Beat Happening – You Turn Me On (1992)

Like I expect might be the case for many others of my generation, I discovered Beat Happening reading Michael Azerrad's Our Band Could Be Your Life, a survey of "the American indie underground 1981 – 1991". It chronicles the trials and tribulations of a dozen or so artists who were active on various independent record labels during this timeframe, with an unsubtle side effect of functioning as a paean to the romanticized days before rock "broke through" to the mainstream. Nearly twenty years after it was published, and at least as many since the explosion of The Internet upended the music landscape well beyond the quaint proportions perhaps feared by those bards of pre-Nirvana musical mythologies, the book still operates as a vital genealogy and reference point for indie music as we know it today.

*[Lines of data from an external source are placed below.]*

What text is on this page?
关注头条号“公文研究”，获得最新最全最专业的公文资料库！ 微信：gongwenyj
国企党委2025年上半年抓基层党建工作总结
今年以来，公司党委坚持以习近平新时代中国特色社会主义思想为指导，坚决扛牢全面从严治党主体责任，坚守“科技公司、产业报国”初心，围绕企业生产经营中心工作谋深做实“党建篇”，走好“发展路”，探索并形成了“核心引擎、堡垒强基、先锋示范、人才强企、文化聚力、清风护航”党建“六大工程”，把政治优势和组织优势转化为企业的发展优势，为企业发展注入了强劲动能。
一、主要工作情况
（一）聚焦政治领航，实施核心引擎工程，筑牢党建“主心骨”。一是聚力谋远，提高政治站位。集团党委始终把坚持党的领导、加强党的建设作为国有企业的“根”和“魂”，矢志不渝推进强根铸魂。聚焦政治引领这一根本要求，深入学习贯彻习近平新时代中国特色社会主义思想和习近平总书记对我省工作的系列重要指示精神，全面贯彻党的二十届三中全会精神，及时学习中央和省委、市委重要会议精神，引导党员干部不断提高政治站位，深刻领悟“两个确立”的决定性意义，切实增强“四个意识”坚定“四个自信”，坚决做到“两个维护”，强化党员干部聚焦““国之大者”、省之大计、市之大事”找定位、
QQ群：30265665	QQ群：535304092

Beat Happening were progenitors of the "twee" genre, which celebrates amateurism and preadolescence. Their mid-80s early history was characterized by deliberately unpolished performance and frugality of hardware. Their first couple of albums stand as testaments to the raw power of pop, no matter how stripped down and cobbled together it might be. On their fourth, You Turn Me On, the band tacked towards a more rehearsed approach. The instrumentation is a bit richer and the songwriting explores more sophisticated pop structures. It's a brilliant statement, a masterclass balance of approachable melodic pop and the textural rawness that made their earlier material so novel.

In a rare feat, the album closes on an extended highlight: the last three tracks are immensely moving, and each for entirely different reasons. "Godsend" lays bare the heart in a world-stopping profession of love; "Hey Day" plunges into solipsism; "Bury the Hammer" lifts us into the bright optimism of new beginnings. You Turn Me On is the sound of the open road, the sprawling plains of America and unbounded possibility. Out there, things only get better, the farther on you go.